Nov 23, 2011
Two families facing eviction due to foreclosure – one scheduled for eviction the day after Thanksgiving – are refusing to leave, and Communities United Against Foreclosure and Eviction is mounting a public campaign to pressure their lenders to give them mortgage modifications.
CUAFE has posted Youtube videos asking people to call lawyers for HSBC Bank and IndyMac/OneWest Bank to consider offers the group says banks have ignored.
Arturo Martinez and Remedios Sanchez have lived for 25 years in their Albany Park home, now shared with a daughter and several grandchildren. Martinez began struggling with his mortgage after his hours were cut at work; because of a mix-up when court papers were served, he didn’t know his home was in foreclosure until after it was sold, according to Chris Poulos of CUAFE.
They were recently informed that they’re scheduled for eviction Friday.
‘We’re not leaving’
“I’ve called them more than 20 times,” says Martinez in a video. “I would like them to give me a chance to sort things out with them. I’ve spent 25 years in this home.”

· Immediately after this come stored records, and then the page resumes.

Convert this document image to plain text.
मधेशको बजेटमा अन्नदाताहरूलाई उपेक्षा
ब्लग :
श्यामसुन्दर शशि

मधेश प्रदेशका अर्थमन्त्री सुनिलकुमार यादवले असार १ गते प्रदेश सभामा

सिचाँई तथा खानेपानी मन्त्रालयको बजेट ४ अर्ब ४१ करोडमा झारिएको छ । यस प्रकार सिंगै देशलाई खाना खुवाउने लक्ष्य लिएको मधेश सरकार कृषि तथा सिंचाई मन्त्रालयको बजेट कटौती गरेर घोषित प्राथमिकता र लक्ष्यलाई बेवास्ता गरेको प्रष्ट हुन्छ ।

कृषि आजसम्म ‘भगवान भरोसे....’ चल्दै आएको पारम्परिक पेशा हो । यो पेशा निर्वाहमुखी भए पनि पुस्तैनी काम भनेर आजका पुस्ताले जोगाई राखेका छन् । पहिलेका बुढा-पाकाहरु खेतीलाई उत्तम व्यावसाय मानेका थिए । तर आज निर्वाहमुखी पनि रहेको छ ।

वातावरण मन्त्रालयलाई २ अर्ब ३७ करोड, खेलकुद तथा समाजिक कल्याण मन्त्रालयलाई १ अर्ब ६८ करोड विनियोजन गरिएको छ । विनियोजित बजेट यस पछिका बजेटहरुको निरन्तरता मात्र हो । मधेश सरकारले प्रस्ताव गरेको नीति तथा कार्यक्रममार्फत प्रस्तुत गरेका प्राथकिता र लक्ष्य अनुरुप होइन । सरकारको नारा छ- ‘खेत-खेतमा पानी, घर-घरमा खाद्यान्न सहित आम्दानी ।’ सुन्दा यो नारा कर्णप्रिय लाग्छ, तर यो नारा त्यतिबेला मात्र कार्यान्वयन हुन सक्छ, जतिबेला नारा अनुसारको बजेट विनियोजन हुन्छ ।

“They are trying to take our home away from us, but we’re not leaving,” says Sanchez.
Maria Dolores Calvillo of Rogers Park got no response to multiple requests for a loan mod to IndyMac, after she had financial difficulties following a divorce. She’s back on her feet now, running a day care center, but her home is scheduled to go to auction on December 5.
“I have been paying such a long time – ten years, twelve years,” she says in another video. “How much money they are making from me!
“I love this home. I’m not hiding. I’m not running away. I’m staying here…It’s better for [the bank] and for me to give me a modification.”
Stonewalling and fraud
In the face of widespread stonewalling on mortgage modifications and fraudulent foreclosure practices, CUAFE encourages people to refuse to leave their homes and mounts public pressure campaigns to get banks to grant them affordable modifications, Poulos said.
The group sometimes stages protests when evictions are scheduled; often sheriff’s deputies, with a heavy backlog of evictions, will simply move on “if we show them we’re going to be in their way,” he said.
In one case, the group met a homeowner at foreclosure court after a judge had ordered her to leave, Poulos said. After extensive pressure, the lender – who had never returned the homeowner’s calls – called her and ended up giving her a modification with an interest write-down, a principal reduction, and a fixed rate.
“If banks just did that in the first place, there wouldn’t be a foreclosure crisis,” Poulos said.
Instead, five years into the foreclosure crisis, we are not even halfway through, according to a new report from the Center for Resposible Lending.
The group plans other actions in the next two weeks: On November 29, a Broadview homeowner will hold a press conference to announce that “she has decided to occupy her foreclosed home,” and on December 6, a housewarming party will welcome a family that is moving into an abandoned building in the Belmont-Cragin neighborhood.